Mxbonn / INQ-pytorch

A PyTorch implementation of "Incremental Network Quantization: Towards Lossless CNNs with Low-Precision Weights"

164 stars 27 forks source link

Running the code results in almost 30% accuracy reduction #1

Closed ggeor84 closed 5 years ago

ggeor84 commented 5 years ago

After the last iterative step, I get a good accuracy (say 69.6%), however, following that, there is a final quantization step where 100% of the weights are quantized. Accuracy drops to 40%. You can replicate this, by just running the code without any changes.

Mxbonn commented 5 years ago

Hey @ggeor84, I also noticed this mistake shortly after adding the extra evaluation step after the last quantization step. I discovered that I pruned the weights in the reverse order. This eliminates the final accuracy drop but using this method I only achieve around 66% accuracy instead of 69% (I pushed it to this repository now). However I have not spend too much time trying to find the right learning rate scheduling and the amount of epochs for each quantization step.
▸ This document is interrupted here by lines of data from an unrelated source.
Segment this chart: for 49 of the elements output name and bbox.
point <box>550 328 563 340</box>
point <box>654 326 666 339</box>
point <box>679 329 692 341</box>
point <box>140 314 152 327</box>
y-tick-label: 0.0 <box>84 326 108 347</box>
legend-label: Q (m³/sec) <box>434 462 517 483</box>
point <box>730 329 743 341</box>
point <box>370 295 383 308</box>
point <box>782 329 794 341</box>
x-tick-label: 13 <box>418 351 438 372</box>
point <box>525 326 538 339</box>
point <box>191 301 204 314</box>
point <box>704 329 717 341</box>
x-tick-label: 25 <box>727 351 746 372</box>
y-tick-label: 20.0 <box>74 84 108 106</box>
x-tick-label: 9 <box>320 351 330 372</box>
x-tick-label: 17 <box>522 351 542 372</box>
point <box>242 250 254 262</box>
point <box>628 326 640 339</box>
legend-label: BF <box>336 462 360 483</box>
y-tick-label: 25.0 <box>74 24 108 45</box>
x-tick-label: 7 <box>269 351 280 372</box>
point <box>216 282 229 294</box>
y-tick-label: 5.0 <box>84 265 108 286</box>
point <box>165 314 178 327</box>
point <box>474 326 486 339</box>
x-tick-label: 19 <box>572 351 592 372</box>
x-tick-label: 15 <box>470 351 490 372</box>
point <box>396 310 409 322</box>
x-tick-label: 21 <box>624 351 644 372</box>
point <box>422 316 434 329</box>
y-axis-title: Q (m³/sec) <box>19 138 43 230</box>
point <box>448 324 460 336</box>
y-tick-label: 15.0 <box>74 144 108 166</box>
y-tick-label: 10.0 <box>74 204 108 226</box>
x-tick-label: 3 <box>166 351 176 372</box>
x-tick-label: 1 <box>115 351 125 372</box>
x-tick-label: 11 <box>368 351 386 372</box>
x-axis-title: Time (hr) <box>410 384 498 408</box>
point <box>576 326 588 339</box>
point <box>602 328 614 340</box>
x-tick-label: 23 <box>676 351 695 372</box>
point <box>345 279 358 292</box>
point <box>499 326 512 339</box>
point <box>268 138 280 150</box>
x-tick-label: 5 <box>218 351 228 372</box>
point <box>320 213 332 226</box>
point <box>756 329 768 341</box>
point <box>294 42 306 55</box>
I believe the code now correctly reflex the paper's algorithm but I have removed the results section from the README as I have not been able to replicate their accuracy (note if you look at the issues of the code of the authors, people also struggle the replicate the exact results without the given hyperparameters)

ggeor84 commented 5 years ago

Thank you @Mxbonn for your contributions. While, I was not able to replicate the paper's results, I was able to get closer: Baseline: Acc@1 69.758 Acc@5 89.076 Quantized: Acc@1 69.660 Acc@5 89.044 Note that the authors of INQ do not quantize bias and bn parameters. I modified your code to skip over those parameters. Other than that, key to the success is your fix of quantizing first larger weights. However, this still seems counter-intuitive to me as I would have expected the other way to work better. Thank you so much for your work

Mxbonn commented 5 years ago

@ggeor84 That comes pretty close to the original paper! Did you modify any of the hyperparameters or only remove quantizing the bias and bn parameters? Feel free to submit a PR if you want ;) I think the reason that quantizing the larger weights works better is because due to the non-uniform quantization (powers of 2) the distance of the largest values to their quantized value is the largest and therefore should be quantized first.

ggeor84 commented 5 years ago

I didn't. I used the parameters as you have set them. I'll submit a PR in a couple of days. I made the modifications in my repository so I need to test them first in yours before i do the PR.

ggeor84 commented 5 years ago

just submitted a PR. Once again, thank you for your contributions!